Motivation
From little things, big things grow.
— Written and composed by Paul Kelly and Kev Carmody
Adding up a function in small pieces
You ride your bicycle for 5 minutes. Your bike is equipped with a fancy speedometer, and you keep your eye on it — so you know precisely how fast you are going at every instant for those 5 minutes. How far did you go in those 5 minutes?
This is not a very realistic situation, but let's suspend disbelief for now and try to imagine how you might answer this question.
The first thing you recall is \(\Delta s = v \; \Delta t\). The change in your position, or displacement, \(\Delta s\) is given by your velocity \(v\) multiplied by the time taken \(\Delta t\). However, this equation only holds if you travel at constant velocity — but your speedometer said otherwise!
Trying to figure out how far you went on your bicycle, you recall how fast you were going at the 1-minute mark, at the 2-minute mark, and so on. Using this information and \(\Delta s = v \; \Delta t\), you estimate how far you went in each minute. Adding up these estimates, you have an estimate for how far you went over the whole 5 minutes.
But this might not be a very accurate estimate — your speed might change a lot over the course of a minute! What about all those hills in the third minute?
Trying to be more accurate, you break your trip down into 30-second intervals, and recall your speed after 30 seconds, 60 seconds, 90 seconds, and so on. Then you can estimate how far you went in each 30-second interval, and add them up to estimate the total distance you travelled. This may be more accurate than the previous estimate, but your speed still varies a lot over 30-second intervals.
Trying to be ever more accurate, you break your journey down into 10-second intervals ... then 5-second intervals ... then 1-second intervals ... and further. If you really knew your speed at every instant of the journey, you could perform all these calculations, and see how far you travelled. Your calculations would lead you to ever more accurate estimates of how far you really went. Your better and better estimates will approach, in the limit, the exact distance travelled. You might imagine in this limit that you were 'adding up your velocity at every instant' to give the precise answer.
Of course, this whole situation is wildly unrealistic.1 However, in principle, we have given a mathematical technique to answer the question of how far you went. Given the function \(v(t)\), your velocity at time \(t\), you could use these ideas to calculate exactly how far you went. This idea of 'adding up' the function at more and more closer and closer points is essentially the idea of integration.
We've previously seen differentiation, and you might recall that differentiation can answer a related question. If you know where you are on your bike (i.e., your displacement) at every instant, then you can work out your velocity at every instant. If \(f(t)\) is how far you've travelled at time \(t\), then the derivative \(f'(t)\) gives your instantaneous velocity at time \(t\).
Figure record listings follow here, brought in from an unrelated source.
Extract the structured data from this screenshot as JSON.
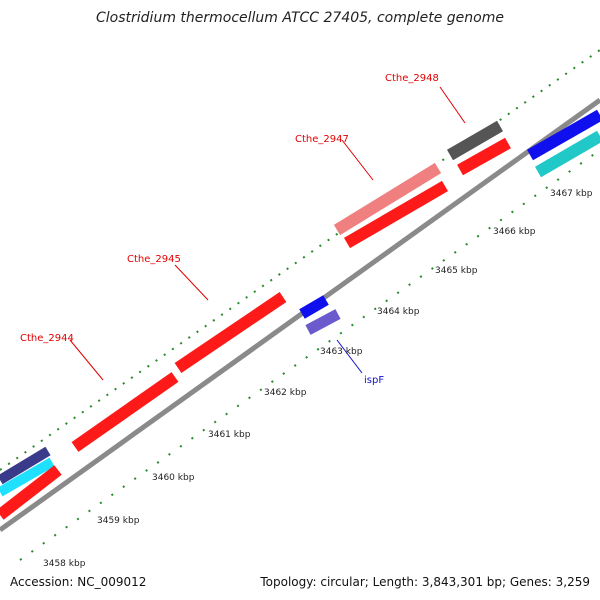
{
  "title": "Clostridium thermocellum ATCC 27405, complete genome",
  "footer": {
    "accession": "Accession: NC_009012",
    "topology": "Topology: circular; Length: 3,843,301 bp; Genes: 3,259"
  },
  "colors": {
    "backbone": "#8a8a8a",
    "tick_dot": "#2a8a2a",
    "cds_red": "#ff1a1a",
    "cds_pink": "#f08080",
    "cds_dark_gray": "#555555",
    "cds_blue": "#1010ee",
    "cds_slate": "#6a5acd",
    "cds_cyan": "#20c8c8",
    "label_red": "#e00000",
    "label_blue": "#1010cc"
  },
  "gene_labels": [
    "Cthe_2944",
    "Cthe_2945",
    "Cthe_2947",
    "Cthe_2948",
    "ispF"
  ],
  "ticks": [
    "3458 kbp",
    "3459 kbp",
    "3460 kbp",
    "3461 kbp",
    "3462 kbp",
    "3463 kbp",
    "3464 kbp",
    "3465 kbp",
    "3466 kbp",
    "3467 kbp"
  ]
}
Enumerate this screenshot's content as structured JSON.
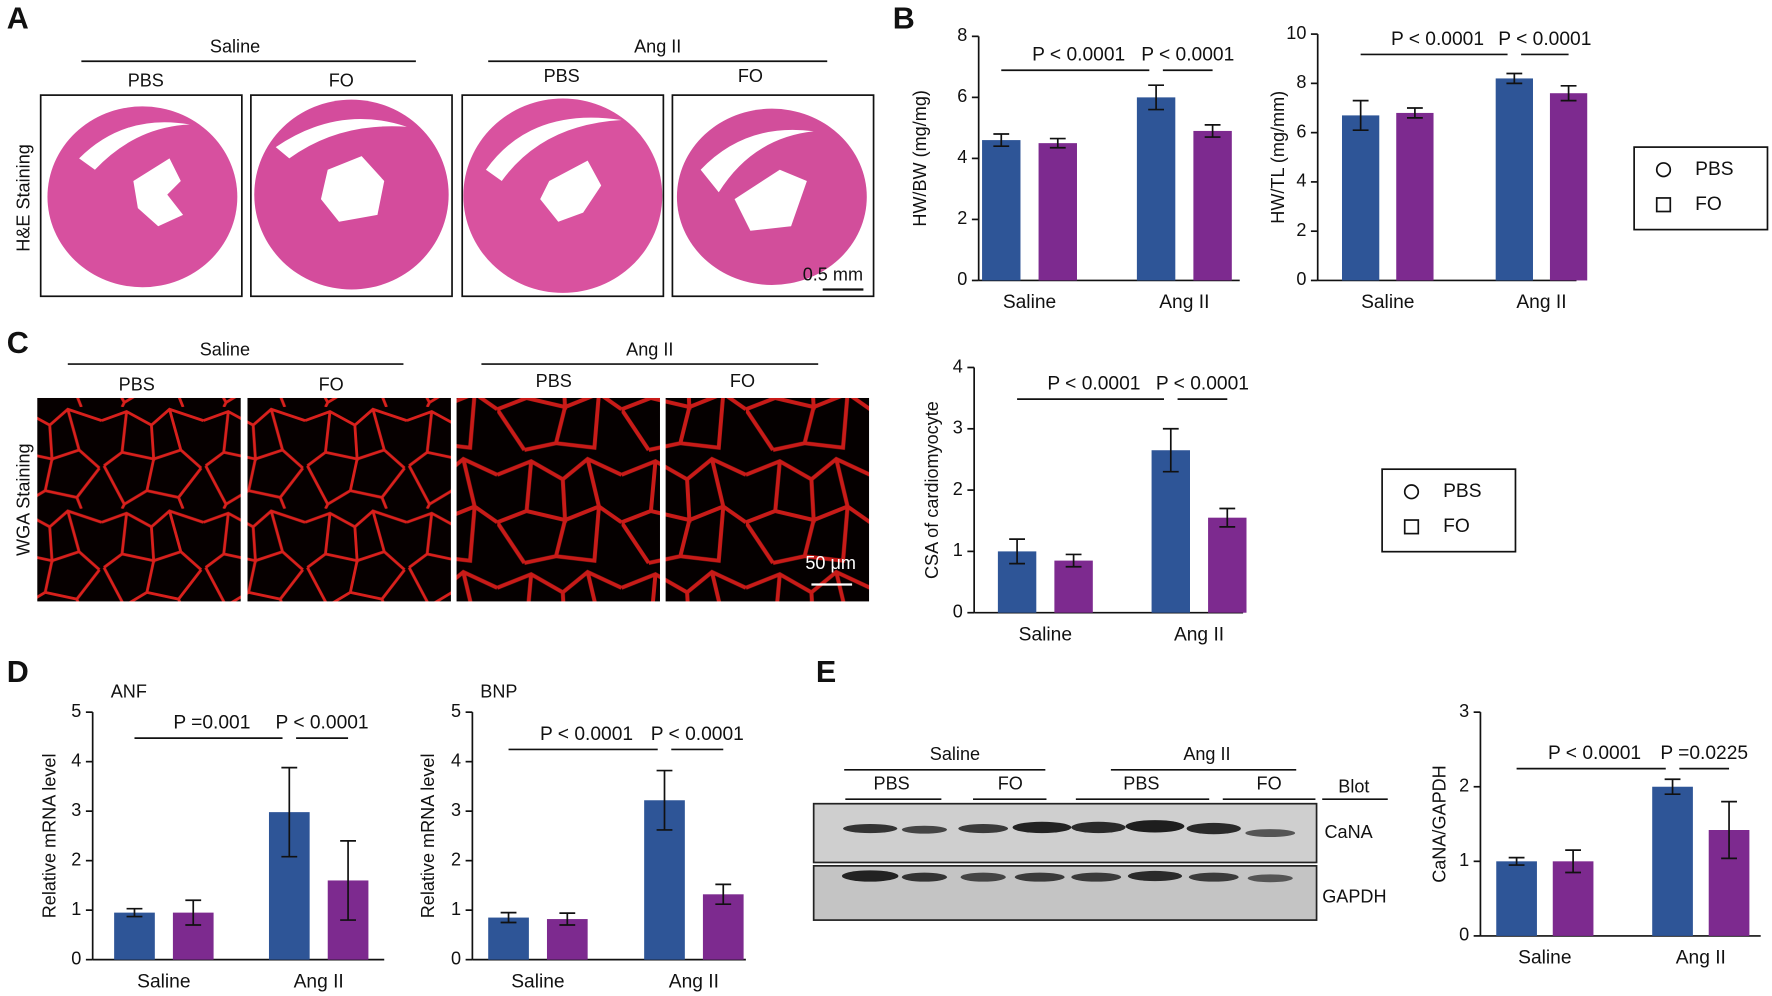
{
  "panel_a": {
    "label": "A",
    "groups": [
      "Saline",
      "Ang II"
    ],
    "treatments": [
      "PBS",
      "FO",
      "PBS",
      "FO"
    ],
    "stain": "H&E Staining",
    "scale_bar": "0.5 mm"
  },
  "panel_b": {
    "label": "B"
  },
  "panel_c": {
    "label": "C",
    "groups": [
      "Saline",
      "Ang II"
    ],
    "treatments": [
      "PBS",
      "FO",
      "PBS",
      "FO"
    ],
    "stain": "WGA Staining",
    "scale_bar": "50 μm"
  },
  "panel_d": {
    "label": "D"
  },
  "panel_e": {
    "label": "E",
    "groups": [
      "Saline",
      "Ang II"
    ],
    "treatments": [
      "PBS",
      "FO",
      "PBS",
      "FO"
    ],
    "blot_header": "Blot",
    "bands": [
      "CaNA",
      "GAPDH"
    ]
  },
  "chart_data": [
    {
      "type": "bar",
      "ylabel": "HW/BW (mg/mg)",
      "categories": [
        "Saline",
        "Ang II"
      ],
      "ylim": [
        0,
        8
      ],
      "yticks": [
        0,
        2,
        4,
        6,
        8
      ],
      "series": [
        {
          "name": "PBS",
          "color": "#2e5597",
          "marker": "circle",
          "values": [
            4.6,
            6.0
          ],
          "errors": [
            0.2,
            0.4
          ]
        },
        {
          "name": "FO",
          "color": "#7d2a8f",
          "marker": "square",
          "values": [
            4.5,
            4.9
          ],
          "errors": [
            0.15,
            0.2
          ]
        }
      ],
      "annotations": [
        "P < 0.0001",
        "P < 0.0001"
      ],
      "legend": false
    },
    {
      "type": "bar",
      "ylabel": "HW/TL (mg/mm)",
      "categories": [
        "Saline",
        "Ang II"
      ],
      "ylim": [
        0,
        10
      ],
      "yticks": [
        0,
        2,
        4,
        6,
        8,
        10
      ],
      "series": [
        {
          "name": "PBS",
          "color": "#2e5597",
          "marker": "circle",
          "values": [
            6.7,
            8.2
          ],
          "errors": [
            0.6,
            0.2
          ]
        },
        {
          "name": "FO",
          "color": "#7d2a8f",
          "marker": "square",
          "values": [
            6.8,
            7.6
          ],
          "errors": [
            0.2,
            0.3
          ]
        }
      ],
      "annotations": [
        "P < 0.0001",
        "P < 0.0001"
      ],
      "legend": true
    },
    {
      "type": "bar",
      "ylabel": "CSA of  cardiomyocyte",
      "categories": [
        "Saline",
        "Ang II"
      ],
      "ylim": [
        0,
        4
      ],
      "yticks": [
        0,
        1,
        2,
        3,
        4
      ],
      "series": [
        {
          "name": "PBS",
          "color": "#2e5597",
          "marker": "circle",
          "values": [
            1.0,
            2.65
          ],
          "errors": [
            0.2,
            0.35
          ]
        },
        {
          "name": "FO",
          "color": "#7d2a8f",
          "marker": "square",
          "values": [
            0.85,
            1.55
          ],
          "errors": [
            0.1,
            0.15
          ]
        }
      ],
      "annotations": [
        "P < 0.0001",
        "P < 0.0001"
      ],
      "legend": true
    },
    {
      "type": "bar",
      "title": "ANF",
      "ylabel": "Relative mRNA level",
      "categories": [
        "Saline",
        "Ang II"
      ],
      "ylim": [
        0,
        5
      ],
      "yticks": [
        0,
        1,
        2,
        3,
        4,
        5
      ],
      "series": [
        {
          "name": "PBS",
          "color": "#2e5597",
          "marker": "circle",
          "values": [
            0.95,
            2.98
          ],
          "errors": [
            0.08,
            0.9
          ]
        },
        {
          "name": "FO",
          "color": "#7d2a8f",
          "marker": "square",
          "values": [
            0.95,
            1.6
          ],
          "errors": [
            0.25,
            0.8
          ]
        }
      ],
      "annotations": [
        "P =0.001",
        "P < 0.0001"
      ],
      "legend": false
    },
    {
      "type": "bar",
      "title": "BNP",
      "ylabel": "Relative mRNA level",
      "categories": [
        "Saline",
        "Ang II"
      ],
      "ylim": [
        0,
        5
      ],
      "yticks": [
        0,
        1,
        2,
        3,
        4,
        5
      ],
      "series": [
        {
          "name": "PBS",
          "color": "#2e5597",
          "marker": "circle",
          "values": [
            0.85,
            3.22
          ],
          "errors": [
            0.1,
            0.6
          ]
        },
        {
          "name": "FO",
          "color": "#7d2a8f",
          "marker": "square",
          "values": [
            0.82,
            1.32
          ],
          "errors": [
            0.12,
            0.2
          ]
        }
      ],
      "annotations": [
        "P < 0.0001",
        "P < 0.0001"
      ],
      "legend": false
    },
    {
      "type": "bar",
      "ylabel": "CaNA/GAPDH",
      "categories": [
        "Saline",
        "Ang II"
      ],
      "ylim": [
        0,
        3
      ],
      "yticks": [
        0,
        1,
        2,
        3
      ],
      "series": [
        {
          "name": "PBS",
          "color": "#2e5597",
          "marker": "circle",
          "values": [
            1.0,
            2.0
          ],
          "errors": [
            0.05,
            0.1
          ]
        },
        {
          "name": "FO",
          "color": "#7d2a8f",
          "marker": "square",
          "values": [
            1.0,
            1.42
          ],
          "errors": [
            0.15,
            0.38
          ]
        }
      ],
      "annotations": [
        "P < 0.0001",
        "P =0.0225"
      ],
      "legend": false
    }
  ]
}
This is the opposite problem: given position, we used differentiation to figure out velocity; now, given velocity, we use integration to figure out position.
It is an important fact that integrating a function — adding up the values over smaller and smaller intervals and seeing what the total is — turns out to be the opposite of differentiation. This is, as we will see, the idea of the fundamental theorem of calculus, the central idea of calculus.
Calculus is a crucial area of mathematics, necessary for understanding how quantities change in relation to each other, and for understanding almost every aspect of the physical world. Differentiation deals with how one quantity changes with respect to another, in the limit of small changes. But it is only half the story. Integration deals with the sum of these small changes, in the limit, adding them up and putting them back together again. Whether it's your speed on your bike, or biological populations, or chemical concentrations, or economic indicators, or environmental conditions, or physical phenomena — to understand how quantities in the world are related, we need to understand both differential and integral calculus.